La doble faceta de director y violinista de Roberto González-Monjas se reunió en una gira de conciertos de la Orquesta Sinfónica de Galicia, en la que ofreció la integral mozartiana para violín y orquesta en Ourense, Lugo y Ribeira. Una propuesta fuera de la temporada de abono que permitió disfrutar del ensemble en un formato más íntimo.

Roberto González-Monjas © Orquesta Sinfónica de Galicia
Roberto González-Monjas
© Orquesta Sinfónica de Galicia

El principal interés de la velada residía precisamente en esa doble condición de González-Monjas como solista y director, y en cómo ambas vertientes se integrarían en un repertorio tan exigente como el mozartiano. No es sencillo conciliar ambas funciones —menos aún en obras como los conciertos de Mozart, donde la transparencia de la escritura y la exposición constante del violín obligan a un control absoluto del discurso musical. Una transparencia que es al mismo tiempo virtud y riesgo, y que deja muy poco margen a la improvisación. Y en este caso, gracias a la visión unificada de González-Monjas y a la interacción intensa y receptiva de los músicos de la OSG, disfrutamos de un resultado tan equilibrado como natural.

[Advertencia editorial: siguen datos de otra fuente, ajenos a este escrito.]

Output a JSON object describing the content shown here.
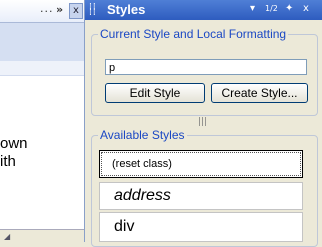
{
  "left_pane": {
    "tab_dots": "...",
    "tab_chevron": "»",
    "close_glyph": "x",
    "text_lines": [
      "own",
      "ith"
    ]
  },
  "panel": {
    "title": "Styles",
    "title_icons": {
      "dropdown": "▾",
      "page_indicator": "1/2",
      "pin": "✦",
      "close": "x"
    }
  },
  "current_style": {
    "group_label": "Current Style and Local Formatting",
    "value": "p",
    "edit_button": "Edit Style",
    "create_button": "Create Style..."
  },
  "splitter_glyph": "|||",
  "available_styles": {
    "group_label": "Available Styles",
    "items": [
      {
        "label": "(reset class)",
        "selected": true
      },
      {
        "label": "address",
        "selected": false
      },
      {
        "label": "div",
        "selected": false
      }
    ]
  },
  "colors": {
    "title_bar": "#2e5cbf",
    "group_label": "#1b48c4",
    "panel_bg": "#ece9d8"
  }
}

El juvenil Concierto núm. 3, K. 216, se abrió con una introducción orquestal estilizada, plena de personalidad. Tras un inicio del solista, todavía asentándose, rápidamente la interpretación encontró un atractivo pulso expresivo, alcanzándose un hermoso equilibrio entre el violín y la orquesta. Los tempi fuero reposados, serenos, pero siempre fluidos, permitiendo que la música respirase y ganase profundidad. En el Andante, la recreación fue exquisita, con un fraseo amplio y cantabile, dinámicas dosificadas con criterio y un balance tímbrico muy cuidado entre el solista y el acompañamiento. El Rondo mostró un acusado contraste dinámico, con cambios súbitos de articulación, abordados siempre con decisión y pleno dominio de la partitura. La lucidez del Monjas violinista, se evidenció en la claridad de las entradas, los sutiles juegos de acentos y en una flexibilidad rítmica muy bien medida. Pero por encima de todo, destacó la lectura madura y plenamente interiorizada de la partitura. En más de un pasaje, el González-Monjas director se expresaba con tanta determinación y clarividencia, que el solista parecía plegarse sin discusión a sus designios... como si no se tratara de la misma persona.

El Rondó, K. 373 sirvió de delicioso interludio, luminoso y cargado de sutiles detalles. La articulación precisa de González-Monjas subrayó el carácter metafísico de la pieza, tal como el propio director explicó al público en breves y amenas intervenciones. Destacaron sus sutiles rubati en las transiciones temáticas y la limpieza en las entradas del tutti, en lo que fue una recreación ejemplar del estilo galante.

La obra estrella de la noche fue una vez más el Concierto para violín núm. 5, "Turco". Hubo inspiración a raudales en una partitura que es un auténtico regalo para los músicos y para el público. Un auténtico deleite, desde la ligereza del primer movimiento a la intensidad rítmica del episodio central del Allegro final en estilo "alla turca". Entre ambos, el Adagio fue un oasis de lirismo, con una afinación impecable en las cuerdas y un trabajo dinámico cuidadísimo.

Y sería injusto no citar, una vez más, al Salón Regio del Círculo de las Artes. Un espacio ideal para este tipo de conciertos con su resonancia amable y esa proximidad inigualable entre intérpretes y oyentes. Fue la guinda a una velada que nos hizo sentir como en el salón de casa, asistiendo a un auténtico milagro musical, que evocó los ecos y el aroma de un mundo que ya no existe, pero que sigue vivo en la música de Mozart. Músicas que nos permiten volar con la imaginación, transportándonos en el tiempo gracias a cada nota y cada matiz. Tal como decía Alfred Einstein, "la verdadera belleza de la música reside en su capacidad para conmover el corazón", y eso fue precisamente lo que logró esta velada: conmover y elevar el espíritu.